Released in August of 1983, one year and two months after Garlands, Head Over Heels opens with a thunderclap of a drum machine beat. "When Mama Was Moth" is easily one of the Cocteau Twins darkest and most intense songs. It is heavy drumbeats, a swirl of Robin Guthrie's guitar distorted by flange and reverb and Elizabeth Frazier's voice wailing through the cacophony. Becoming a duo – bassist Will Heggie had left and Simon Raymonde had yet to join – seemed to make the group stronger, more intense.
During a brief period of time when I was DJing Ceremony with some regularity (though not a regular and never to become one), I played "When Mama Was Moth" early in the night followed by "Birds of Death" by Diamanda Galás. The two songs work very well together, though neither is particularly danceable. Of course, when the club first opens, no one wants to dance anyhow. In the first hour of any goth night, you set the atmosphere while people get their drink on. Two or three beers or Kamakazees in and you've got the black-clad masses shuffling out to the dance floor (and wanting to hear singles and 12-inch edits).
Someone simply referred to as "Ally" is thanked in the liner notes for the saxophone in "Five Ten Fiftyfold." I don’t generally consider the saxophone a "creepy" instrument…until I hear it in this song (and "Sweethome Under White Clouds" by the Virgin Prunes…and "In Fear of Fear" by Bauhaus…).
"Sugar Hiccup" is downright pastoral compared to its two predecessors. Knowing now what was to come, it nods to a future full of "Fluffy Tufts," "Pearly DewDrops' Drops" and "Frou Frou Foxes In Midsummer Fires." Track 4, "In Our Angelhood" frantically returns the album to status quo.

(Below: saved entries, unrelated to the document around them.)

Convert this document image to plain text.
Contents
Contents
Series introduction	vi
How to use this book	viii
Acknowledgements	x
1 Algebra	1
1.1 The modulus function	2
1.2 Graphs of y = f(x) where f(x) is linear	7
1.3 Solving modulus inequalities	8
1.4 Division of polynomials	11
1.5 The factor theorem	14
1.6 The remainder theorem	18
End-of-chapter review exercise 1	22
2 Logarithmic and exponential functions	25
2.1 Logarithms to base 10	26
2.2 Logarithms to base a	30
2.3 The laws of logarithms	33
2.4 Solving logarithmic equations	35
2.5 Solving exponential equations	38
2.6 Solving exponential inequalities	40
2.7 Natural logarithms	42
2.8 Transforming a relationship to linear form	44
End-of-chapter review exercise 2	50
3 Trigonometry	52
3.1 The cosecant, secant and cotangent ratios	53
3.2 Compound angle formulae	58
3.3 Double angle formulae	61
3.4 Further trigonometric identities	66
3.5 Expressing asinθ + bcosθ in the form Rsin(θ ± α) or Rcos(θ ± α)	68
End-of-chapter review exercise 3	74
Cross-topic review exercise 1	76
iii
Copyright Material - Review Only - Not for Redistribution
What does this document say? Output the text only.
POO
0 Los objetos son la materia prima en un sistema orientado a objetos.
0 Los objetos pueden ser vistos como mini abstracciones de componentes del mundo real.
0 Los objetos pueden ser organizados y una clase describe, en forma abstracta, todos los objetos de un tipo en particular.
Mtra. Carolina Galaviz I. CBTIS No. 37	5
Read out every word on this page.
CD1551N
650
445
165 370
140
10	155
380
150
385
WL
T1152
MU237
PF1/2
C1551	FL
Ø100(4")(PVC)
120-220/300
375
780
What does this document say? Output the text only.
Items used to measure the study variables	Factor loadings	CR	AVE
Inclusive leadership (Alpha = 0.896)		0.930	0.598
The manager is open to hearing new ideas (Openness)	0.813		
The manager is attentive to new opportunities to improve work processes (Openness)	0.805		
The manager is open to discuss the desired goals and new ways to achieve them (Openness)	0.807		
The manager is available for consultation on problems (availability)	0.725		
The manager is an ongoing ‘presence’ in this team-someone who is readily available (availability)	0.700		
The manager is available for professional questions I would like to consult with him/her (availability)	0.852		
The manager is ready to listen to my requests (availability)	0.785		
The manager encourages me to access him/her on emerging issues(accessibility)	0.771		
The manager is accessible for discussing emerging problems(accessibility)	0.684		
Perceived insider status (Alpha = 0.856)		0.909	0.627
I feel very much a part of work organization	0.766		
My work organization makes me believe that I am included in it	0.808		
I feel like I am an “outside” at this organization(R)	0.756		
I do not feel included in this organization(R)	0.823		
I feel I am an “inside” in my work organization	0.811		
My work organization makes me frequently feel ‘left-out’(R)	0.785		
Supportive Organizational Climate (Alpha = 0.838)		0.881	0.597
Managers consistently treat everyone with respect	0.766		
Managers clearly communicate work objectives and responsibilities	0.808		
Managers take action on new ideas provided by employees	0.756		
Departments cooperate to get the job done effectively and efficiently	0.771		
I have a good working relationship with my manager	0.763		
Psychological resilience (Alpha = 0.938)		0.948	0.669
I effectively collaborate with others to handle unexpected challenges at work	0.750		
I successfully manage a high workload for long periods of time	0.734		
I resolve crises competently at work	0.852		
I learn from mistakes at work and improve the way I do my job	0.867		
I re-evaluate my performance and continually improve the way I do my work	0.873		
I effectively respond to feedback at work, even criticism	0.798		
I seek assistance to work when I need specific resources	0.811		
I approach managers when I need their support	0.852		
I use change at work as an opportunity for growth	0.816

Despite retaining and, in most cases, increasing the darkness of Garlands, there's an emerging atmospheric and ethereal quality to Head Over Heels which wasn't present before. Perhaps it is all of the effects on the instruments or the fact that Frazier is mostly abandoning the English language in her lyrics, but this album was a big step.
Regarding the singing and lyrics (or perceived lack thereof), one only catches recognisable words in flashes on this album. "Multifoiled" sounds like post-punk jazz, with the title being the only comprehensible word sung in the song. Elsewhere, it's all scat-singing. And "Multifoiled" is hardly unique in having the title drop being the only recognisable thing sung during the song. Every other song I've mentioned – "When Mama Was Moth," "Five Ten Fiftyfold," "Sugar Hiccup" and "In Our Angelhood" is the same way. If lyrics are a painting, we're looking at a piece of impressionism or surrealism when popular music usually demands obvious abstractions or flat out realism.
Head Over Heels is five minutes longer than Garlands, but feels much shorter. I find myself speeding through these songs, many of them in ¾, drawn in and then quickly hurried out of the other side. Final track "Musette And Drums" quickly fades out and I can scarcely believe that it's over already.